The Jordan curve theorem can be stated as follows:
Let $p,q\in\mathbb R^2$, $p\ne q$ and $a,b$ be arcs between $p$ and $q$ intersecting only in the endpoints. Then $a\cup b$ divides $\mathbb R^2$ into $2$ connected components, each of which has $a\cup b$ as a boundary.
There's an obvious generalization for three arcs which I think should follow from this, but I'm unable to prove that:
Let $p,q\in\mathbb R^2$, $p\ne q$ and $a,b,c$ be arcs between $p$ and $q$ intersecting only in the endpoints.
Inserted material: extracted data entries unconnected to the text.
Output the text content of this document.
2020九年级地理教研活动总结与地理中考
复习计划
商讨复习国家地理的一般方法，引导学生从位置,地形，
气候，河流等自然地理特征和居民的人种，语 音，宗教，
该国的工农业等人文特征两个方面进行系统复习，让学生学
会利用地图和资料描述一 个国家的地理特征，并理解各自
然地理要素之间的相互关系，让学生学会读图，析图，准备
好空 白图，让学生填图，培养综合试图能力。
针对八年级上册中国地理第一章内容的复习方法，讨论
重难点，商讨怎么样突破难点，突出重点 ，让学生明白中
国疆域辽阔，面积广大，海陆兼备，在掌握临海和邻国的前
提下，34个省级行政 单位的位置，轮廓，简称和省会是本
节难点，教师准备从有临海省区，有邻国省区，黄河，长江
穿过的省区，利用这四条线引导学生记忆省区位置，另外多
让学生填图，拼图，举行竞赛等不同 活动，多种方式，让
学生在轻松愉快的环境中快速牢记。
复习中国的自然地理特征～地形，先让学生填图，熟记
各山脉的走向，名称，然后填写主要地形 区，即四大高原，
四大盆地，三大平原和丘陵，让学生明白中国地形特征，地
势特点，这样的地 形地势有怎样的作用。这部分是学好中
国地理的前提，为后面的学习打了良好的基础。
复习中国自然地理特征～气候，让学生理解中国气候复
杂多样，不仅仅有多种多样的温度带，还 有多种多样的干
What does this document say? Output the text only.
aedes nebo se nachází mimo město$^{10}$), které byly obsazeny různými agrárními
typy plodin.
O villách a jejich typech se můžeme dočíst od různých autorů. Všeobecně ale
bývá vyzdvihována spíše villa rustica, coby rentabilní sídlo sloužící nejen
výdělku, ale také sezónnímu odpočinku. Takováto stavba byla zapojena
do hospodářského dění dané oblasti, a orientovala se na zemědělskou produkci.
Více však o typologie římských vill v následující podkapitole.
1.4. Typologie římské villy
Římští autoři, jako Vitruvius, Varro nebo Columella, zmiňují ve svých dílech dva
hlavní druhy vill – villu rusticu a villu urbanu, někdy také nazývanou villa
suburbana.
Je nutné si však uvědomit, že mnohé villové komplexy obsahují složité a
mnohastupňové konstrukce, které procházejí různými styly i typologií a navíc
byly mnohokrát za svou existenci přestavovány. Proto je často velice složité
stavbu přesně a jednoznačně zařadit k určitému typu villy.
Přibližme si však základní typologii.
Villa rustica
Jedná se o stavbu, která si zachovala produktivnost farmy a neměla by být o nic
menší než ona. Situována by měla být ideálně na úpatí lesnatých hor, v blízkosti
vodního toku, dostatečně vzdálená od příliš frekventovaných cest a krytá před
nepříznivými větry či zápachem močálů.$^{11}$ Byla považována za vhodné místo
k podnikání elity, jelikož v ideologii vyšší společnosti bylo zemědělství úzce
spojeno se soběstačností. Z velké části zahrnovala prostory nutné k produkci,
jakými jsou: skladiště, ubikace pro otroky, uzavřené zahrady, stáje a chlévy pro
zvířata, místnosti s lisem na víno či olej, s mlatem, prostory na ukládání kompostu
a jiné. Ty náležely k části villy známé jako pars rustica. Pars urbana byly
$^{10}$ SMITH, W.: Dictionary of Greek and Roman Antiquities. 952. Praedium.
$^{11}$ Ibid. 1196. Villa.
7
Then $a\cup b\cup c$ divides $\mathbb R^2$ into $3$ connected components with boundaries $a\cup b$, $b\cup c$, $c\cup b$.
Is it really supposed to be that hard or am I missing something obvious?
What I have so far:
Let $A=\operatorname{int} (b\cup c)$, $B=\operatorname{int} (c\cup a)$, $C=\operatorname{int} (a\cup b)$ be the bounded components,
$X=\operatorname{ext} (b\cup c)$, $Y=\operatorname{ext} (c\cup a)$, $Z=\operatorname{ext} (a\cup b)$ the unbounded components and
$a^\circ=a\setminus\{p,q\}$, $b^\circ=b\setminus\{p,q\}$, $c^\circ=c\setminus\{p,q\}$ the intermediate points of the arcs.
By final components I mean the components of $\mathbb R^2\setminus\{a\cup b\cup c\}$.
Assuming $c^\circ\subseteq C$, we see that $Z$ is the final unbounded component ($Z$ can only get smaller as we add $c^\circ$ to the separating set $a\cup b$, but it won't, because $Z\cap c^\circ\subseteq Z\cap C=0$).
If $a\subseteq A$, then by the same reasoning $X$ is also the final unbounded component, but that's a contradiction, because $\operatorname{bd} Z=a\cup b\ne b\cup c=\operatorname{bd}X$. Therefore $a\subseteq X$ and $A$ is a final component (we add $a$ outside of $A$). Similarly $B$ is final.
So I have $3$ components with the desired properties, but why can't there be a fourth component? (ie. why $A\cup c^\circ\cup B = C$, I can only prove $\subseteq$)
Additionally I assumed $c^\circ\subset C$, I can do that if I use inversion, but I'd be happier I had a proof without that, so I have an additional question:
Is there a simple proof why $a^\circ\subseteq X$, $b^\circ\subseteq Y$, $c^\circ\subseteq Z$ can't happen?
I actually can prove the whole thing using the Jordan–Schönflies theorem (straightening one of the circles and some sphere projections), but there must be a simpler way just from the Jordan's curve theorem (at least I hope).